Encouraging people, if they feel too stressed, to stop looking, if they can, or limiting how often they look. Cognitively, we probably don’t realize how many times we’re looking at these kinds of visual images. So what I would say is encouraging people to keep track of how many times that they’re doing this each day and cut it in half. They’ll be surprised how many times they’re looking at their phone, looking at horrible pictures of what’s going on. You just don’t realize how many times you’re picking up stuff. … You don’t want to blame people for victimizing themselves, it’s just making them aware that the cost of viewing of negative images can be very harmful.

Allissa V. Richardson

One of the things I encourage people to do is to do some research about the actual person and make sure you can honor them in the same way we would with white victims. If you can find a flattering picture of them, or some kind of retweet from someone who knew them closely, you can use that image to amplify their humanity.
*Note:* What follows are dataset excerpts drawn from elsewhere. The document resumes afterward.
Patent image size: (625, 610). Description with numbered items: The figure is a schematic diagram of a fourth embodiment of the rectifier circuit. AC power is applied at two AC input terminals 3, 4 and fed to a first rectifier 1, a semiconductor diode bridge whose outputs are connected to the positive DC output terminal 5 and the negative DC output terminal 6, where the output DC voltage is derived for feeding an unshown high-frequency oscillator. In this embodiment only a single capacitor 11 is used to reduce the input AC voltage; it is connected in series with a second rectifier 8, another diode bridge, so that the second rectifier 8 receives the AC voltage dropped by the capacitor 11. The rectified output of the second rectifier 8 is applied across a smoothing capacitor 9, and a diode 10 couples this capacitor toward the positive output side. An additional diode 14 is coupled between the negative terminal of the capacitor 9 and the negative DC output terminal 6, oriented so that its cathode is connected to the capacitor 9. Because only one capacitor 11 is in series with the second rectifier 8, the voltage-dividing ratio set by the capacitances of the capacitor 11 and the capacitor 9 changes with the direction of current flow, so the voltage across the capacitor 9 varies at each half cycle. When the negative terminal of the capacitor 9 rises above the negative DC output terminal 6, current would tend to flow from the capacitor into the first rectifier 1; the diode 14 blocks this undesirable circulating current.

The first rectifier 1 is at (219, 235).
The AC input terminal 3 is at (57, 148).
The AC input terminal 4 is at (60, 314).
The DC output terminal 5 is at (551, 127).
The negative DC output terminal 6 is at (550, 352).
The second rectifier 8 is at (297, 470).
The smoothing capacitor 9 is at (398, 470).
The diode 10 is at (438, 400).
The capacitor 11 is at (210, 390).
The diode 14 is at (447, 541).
Another thing you can do is educate people about organizations that are fighting to end police brutality. So you don’t always have to show George Floyd dying to encourage your followers to participate in a fight. You can tell them, “Hey, let’s defund police, and here’s an organization that’s working to do that. Here’s an organization that’s working to support the children who may have been witnesses to this. Here’s a GoFundMe that you can use for his daughter.” Like, there are other causes that you can draw attention to. Now that we know this person has passed away, there’s still people living who need support and that is the most useful amplification of a message.
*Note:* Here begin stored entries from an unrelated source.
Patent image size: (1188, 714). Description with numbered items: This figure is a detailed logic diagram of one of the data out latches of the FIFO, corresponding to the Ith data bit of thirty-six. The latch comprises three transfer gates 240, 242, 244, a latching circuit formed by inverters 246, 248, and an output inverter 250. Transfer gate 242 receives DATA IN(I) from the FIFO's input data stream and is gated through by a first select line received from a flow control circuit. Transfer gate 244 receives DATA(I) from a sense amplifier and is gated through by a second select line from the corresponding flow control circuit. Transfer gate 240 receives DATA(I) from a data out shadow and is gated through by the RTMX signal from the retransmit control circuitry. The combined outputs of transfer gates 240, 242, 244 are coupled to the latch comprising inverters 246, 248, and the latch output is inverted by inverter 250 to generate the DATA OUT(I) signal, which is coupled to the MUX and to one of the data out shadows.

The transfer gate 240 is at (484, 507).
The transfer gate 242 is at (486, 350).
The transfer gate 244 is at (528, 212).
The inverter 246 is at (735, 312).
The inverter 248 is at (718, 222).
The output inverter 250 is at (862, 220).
I think these uprisings have shown there’s a multiethnic coalition out there that’s interested in stamping this out forever. And we really have to capitalize on a moment where we’re all together in this and that a lot of people are really wanting help. … A lot of nice threads that I’ve seen on social media are saying, “This is the sheriff of your town, if there have been complaints about cops and their use of excessive force and they weren’t disciplined, get rid of the sheriff. Vote him out.” “If you don’t like that it took 10 weeks for Ahmaud Arbery’s family to get people taken into custody, then oust the DA.” “Get rid of the mayor if you’re not happy with the fact that he or she does not discipline the police chief.” So there are things that people can do that move past the point of “look at this horrible video of somebody dying.”

Kainaz Amaria

One way to minimize harm is to get permission from the person being filmed or photographed or from their family if you don’t know them personally or cannot speak to them. They deserve to choose whether or not their pain should be published for consumption.